Pros for cork flooring include its sound absorption capabilities. It has proven to reduce noise by up to 48%, which is about four times better than most other types of flooring. It also absorbs sound at the source, meaning it will cut down on echoes in your home. And because it is moisture-resistant, it will not rot or stain as wood does. Sound absorption is a huge plus when trying to minimize noise, especially in a bedroom where sleep is as important as much of the rest of your life. And cork flooring is especially good for people who have sleep problems since it reduces the impact of snoring on their health.
Another cork floor pro is its sustainability. Cork grows in nature, slowly becoming a biodegradable material. It is very easy for plants to reproduce the compound, so cork trees are never removed from the earth. That means cork floors are virtually maintenance-free. The average cork tree is cut down every fifteen years, making it the fastest renewable building material on the planet.
Cork flooring also absorbs heat well, which can be a benefit during the winter months, or even in direct sunlight. Because it has a refractory quality, cork planks don’t fare well under direct sunlight. This can pose a problem during the summertime when a lot of people turn their houses into greenhouses. In direct sunlight, cork planks will dry out and crack, giving you a cracked plank that needs to be replaced. Or you might have a cork floor in a room that receives direct sunlight throughout the day, which can cause fading. You can control how much sunlight your cork floor receives by buying window treatments or screening, which will both reduce the amount of direct sunlight your cork floor receives, and keep the floor nicer and longer-lasting during the summer months.
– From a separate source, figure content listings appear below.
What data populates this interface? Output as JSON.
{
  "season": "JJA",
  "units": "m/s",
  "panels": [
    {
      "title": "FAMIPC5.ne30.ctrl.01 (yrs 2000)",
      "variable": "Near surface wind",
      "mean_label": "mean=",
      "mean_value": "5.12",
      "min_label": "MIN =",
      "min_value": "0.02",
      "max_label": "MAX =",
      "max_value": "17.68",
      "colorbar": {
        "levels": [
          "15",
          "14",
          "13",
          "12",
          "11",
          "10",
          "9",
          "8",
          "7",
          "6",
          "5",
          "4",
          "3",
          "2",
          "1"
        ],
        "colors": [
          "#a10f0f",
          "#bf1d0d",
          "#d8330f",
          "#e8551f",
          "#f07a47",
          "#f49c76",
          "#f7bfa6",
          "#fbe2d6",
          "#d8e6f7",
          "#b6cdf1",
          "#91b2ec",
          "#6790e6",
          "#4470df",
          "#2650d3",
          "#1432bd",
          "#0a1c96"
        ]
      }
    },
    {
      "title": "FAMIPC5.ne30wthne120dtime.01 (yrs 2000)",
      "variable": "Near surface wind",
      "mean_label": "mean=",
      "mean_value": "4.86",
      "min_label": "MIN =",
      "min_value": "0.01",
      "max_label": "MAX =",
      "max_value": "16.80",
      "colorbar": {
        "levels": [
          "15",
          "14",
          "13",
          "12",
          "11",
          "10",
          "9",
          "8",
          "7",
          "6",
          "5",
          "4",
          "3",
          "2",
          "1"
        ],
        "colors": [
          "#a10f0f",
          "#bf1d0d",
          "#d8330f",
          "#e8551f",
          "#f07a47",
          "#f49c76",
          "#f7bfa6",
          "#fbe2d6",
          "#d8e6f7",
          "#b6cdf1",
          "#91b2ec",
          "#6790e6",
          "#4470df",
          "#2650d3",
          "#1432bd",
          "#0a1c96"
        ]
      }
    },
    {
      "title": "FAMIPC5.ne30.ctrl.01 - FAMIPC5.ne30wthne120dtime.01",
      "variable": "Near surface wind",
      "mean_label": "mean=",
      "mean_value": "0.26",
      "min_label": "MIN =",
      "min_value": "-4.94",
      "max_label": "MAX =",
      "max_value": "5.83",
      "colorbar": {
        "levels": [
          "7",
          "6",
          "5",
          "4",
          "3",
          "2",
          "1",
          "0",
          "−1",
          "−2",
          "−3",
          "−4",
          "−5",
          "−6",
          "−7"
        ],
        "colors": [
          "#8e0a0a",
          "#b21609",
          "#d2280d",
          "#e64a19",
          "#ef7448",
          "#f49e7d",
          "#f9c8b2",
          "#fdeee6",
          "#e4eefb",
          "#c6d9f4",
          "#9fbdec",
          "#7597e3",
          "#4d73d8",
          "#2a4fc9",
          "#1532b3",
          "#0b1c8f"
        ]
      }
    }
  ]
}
When installing cork flooring, you need to consider installation considerations, including which room you’ll be installing it in and how much floor space you’ll have. In the living room, you’ll generally want to install cork flooring that is at least one-quarter inch thick to ensure optimal absorption. In larger rooms, such as a bedroom or kitchen, you’ll want cork flooring that is at least three inches thick, so it absorbs more energy and can be installed on floors that have more surface area. Choosing the right cork product for your room and level of absorption is important.
Installing cork over planks that are already installed is a great way to save money and give you more design options. Glue-down flooring requires you to cut away an entire section of the plank until it just barely covers the area you want to cover. Once you’ve done this, you then need to stitch the area together. If the glue-down planks have edges, you’ll need to trim these portions away before you’re ready to install the cork floor. Using a carpet knife, cut strips of the glue down to the same size as your cork floor, being careful to match the cork floor edges. Then you can simply use the same tool to cut strips of the excess planks away and replace them with new ones.
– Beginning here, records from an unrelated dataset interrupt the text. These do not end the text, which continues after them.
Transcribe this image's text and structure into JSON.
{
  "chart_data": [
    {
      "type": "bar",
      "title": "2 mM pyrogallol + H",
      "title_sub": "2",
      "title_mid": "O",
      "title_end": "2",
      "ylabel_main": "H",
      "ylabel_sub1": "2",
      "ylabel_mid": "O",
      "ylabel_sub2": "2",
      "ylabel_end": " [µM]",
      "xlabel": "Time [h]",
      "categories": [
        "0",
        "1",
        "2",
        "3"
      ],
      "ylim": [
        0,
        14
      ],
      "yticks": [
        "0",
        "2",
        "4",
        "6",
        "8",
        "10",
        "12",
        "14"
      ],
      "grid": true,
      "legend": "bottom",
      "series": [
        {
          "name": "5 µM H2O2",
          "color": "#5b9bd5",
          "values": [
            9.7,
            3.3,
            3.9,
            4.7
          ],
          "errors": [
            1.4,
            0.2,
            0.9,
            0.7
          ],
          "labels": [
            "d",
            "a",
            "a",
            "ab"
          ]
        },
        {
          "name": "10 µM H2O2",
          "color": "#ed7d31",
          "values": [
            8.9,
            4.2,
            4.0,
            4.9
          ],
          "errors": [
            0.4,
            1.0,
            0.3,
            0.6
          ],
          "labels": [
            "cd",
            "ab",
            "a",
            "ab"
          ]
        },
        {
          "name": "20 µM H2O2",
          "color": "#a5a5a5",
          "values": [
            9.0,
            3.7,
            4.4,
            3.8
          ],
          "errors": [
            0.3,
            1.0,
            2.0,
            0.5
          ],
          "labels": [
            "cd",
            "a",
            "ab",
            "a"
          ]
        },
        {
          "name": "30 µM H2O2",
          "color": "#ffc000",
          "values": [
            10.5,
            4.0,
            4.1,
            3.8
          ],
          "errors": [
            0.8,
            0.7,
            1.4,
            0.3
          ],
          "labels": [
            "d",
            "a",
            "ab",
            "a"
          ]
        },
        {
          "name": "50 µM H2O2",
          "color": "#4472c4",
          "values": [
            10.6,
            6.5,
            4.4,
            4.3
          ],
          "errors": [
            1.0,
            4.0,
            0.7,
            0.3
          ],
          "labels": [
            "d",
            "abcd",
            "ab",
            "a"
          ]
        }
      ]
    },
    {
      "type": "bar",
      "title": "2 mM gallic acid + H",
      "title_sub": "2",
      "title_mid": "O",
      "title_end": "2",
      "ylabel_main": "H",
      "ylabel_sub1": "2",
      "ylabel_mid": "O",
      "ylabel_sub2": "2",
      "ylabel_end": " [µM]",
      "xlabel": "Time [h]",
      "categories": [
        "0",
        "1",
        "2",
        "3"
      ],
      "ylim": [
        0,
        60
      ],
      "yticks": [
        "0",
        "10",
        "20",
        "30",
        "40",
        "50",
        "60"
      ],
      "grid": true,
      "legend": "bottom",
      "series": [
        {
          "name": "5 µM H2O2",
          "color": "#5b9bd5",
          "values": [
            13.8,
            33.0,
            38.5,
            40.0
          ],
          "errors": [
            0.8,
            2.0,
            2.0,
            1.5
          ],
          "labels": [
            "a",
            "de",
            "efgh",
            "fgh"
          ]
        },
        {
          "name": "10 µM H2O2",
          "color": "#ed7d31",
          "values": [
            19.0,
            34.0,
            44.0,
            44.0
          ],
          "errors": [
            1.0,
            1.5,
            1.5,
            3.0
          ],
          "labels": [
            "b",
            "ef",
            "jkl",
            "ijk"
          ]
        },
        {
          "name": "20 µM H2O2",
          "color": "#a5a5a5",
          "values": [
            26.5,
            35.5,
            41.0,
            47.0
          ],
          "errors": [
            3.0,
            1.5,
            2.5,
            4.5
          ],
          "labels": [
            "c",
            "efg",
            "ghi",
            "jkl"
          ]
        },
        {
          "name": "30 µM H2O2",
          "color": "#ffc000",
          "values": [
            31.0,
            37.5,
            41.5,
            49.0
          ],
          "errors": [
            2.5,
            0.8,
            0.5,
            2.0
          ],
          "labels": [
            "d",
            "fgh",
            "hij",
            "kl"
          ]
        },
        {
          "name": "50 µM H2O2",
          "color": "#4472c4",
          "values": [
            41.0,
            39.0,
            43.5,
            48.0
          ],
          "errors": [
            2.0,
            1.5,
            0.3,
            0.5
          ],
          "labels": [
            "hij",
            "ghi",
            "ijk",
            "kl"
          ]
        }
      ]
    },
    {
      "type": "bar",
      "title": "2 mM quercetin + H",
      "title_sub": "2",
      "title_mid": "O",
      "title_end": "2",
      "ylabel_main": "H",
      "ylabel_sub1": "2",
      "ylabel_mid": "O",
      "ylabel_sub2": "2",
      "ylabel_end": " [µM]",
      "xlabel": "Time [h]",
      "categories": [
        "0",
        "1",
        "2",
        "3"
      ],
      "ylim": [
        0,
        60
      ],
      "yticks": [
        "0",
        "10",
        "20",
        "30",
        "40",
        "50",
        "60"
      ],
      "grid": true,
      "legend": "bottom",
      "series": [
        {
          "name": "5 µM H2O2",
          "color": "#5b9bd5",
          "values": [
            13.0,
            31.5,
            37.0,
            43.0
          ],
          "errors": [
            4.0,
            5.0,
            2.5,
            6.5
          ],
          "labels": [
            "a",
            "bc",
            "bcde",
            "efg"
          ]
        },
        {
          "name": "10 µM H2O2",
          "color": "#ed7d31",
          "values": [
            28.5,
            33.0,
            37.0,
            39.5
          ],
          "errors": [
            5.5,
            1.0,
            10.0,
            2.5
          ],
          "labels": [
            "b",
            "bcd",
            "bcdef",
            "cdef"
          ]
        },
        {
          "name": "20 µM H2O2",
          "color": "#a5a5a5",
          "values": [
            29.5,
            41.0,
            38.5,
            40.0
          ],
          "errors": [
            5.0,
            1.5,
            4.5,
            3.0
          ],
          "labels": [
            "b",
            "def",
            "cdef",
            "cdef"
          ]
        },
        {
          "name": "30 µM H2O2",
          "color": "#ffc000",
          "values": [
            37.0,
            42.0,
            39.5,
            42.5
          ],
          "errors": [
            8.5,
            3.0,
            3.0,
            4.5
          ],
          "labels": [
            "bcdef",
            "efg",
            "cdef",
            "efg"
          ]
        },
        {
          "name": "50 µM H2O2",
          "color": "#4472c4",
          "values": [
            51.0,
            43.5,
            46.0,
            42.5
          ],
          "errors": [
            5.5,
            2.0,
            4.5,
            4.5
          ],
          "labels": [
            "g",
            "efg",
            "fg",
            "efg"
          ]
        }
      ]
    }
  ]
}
Cork floors that aren’t glued down usually suffer from a couple of flaws. Although they’re relatively easy to repair if something does go wrong, a glued down floor will most likely come with a standard floor warranty. That’s because a bonded floor comes with extra reinforcement built into the plank which makes it more stable, as well as extra padding under the planks to make them comfortable to walk on. If a glued floor doesn’t come with a warranty, you might have to purchase one from a third party.
One other thing to watch out for when installing cork is the actual tiles themselves. Cork tiles are a natural product, and although cork is quite tough, it can still break when it comes under tremendous pressure or weight. If you have cork flooring in a high traffic room, for example, installing cork flooring may be a good idea, as the floor may stand up to the wear and tear. Otherwise, you might consider going with something less durable.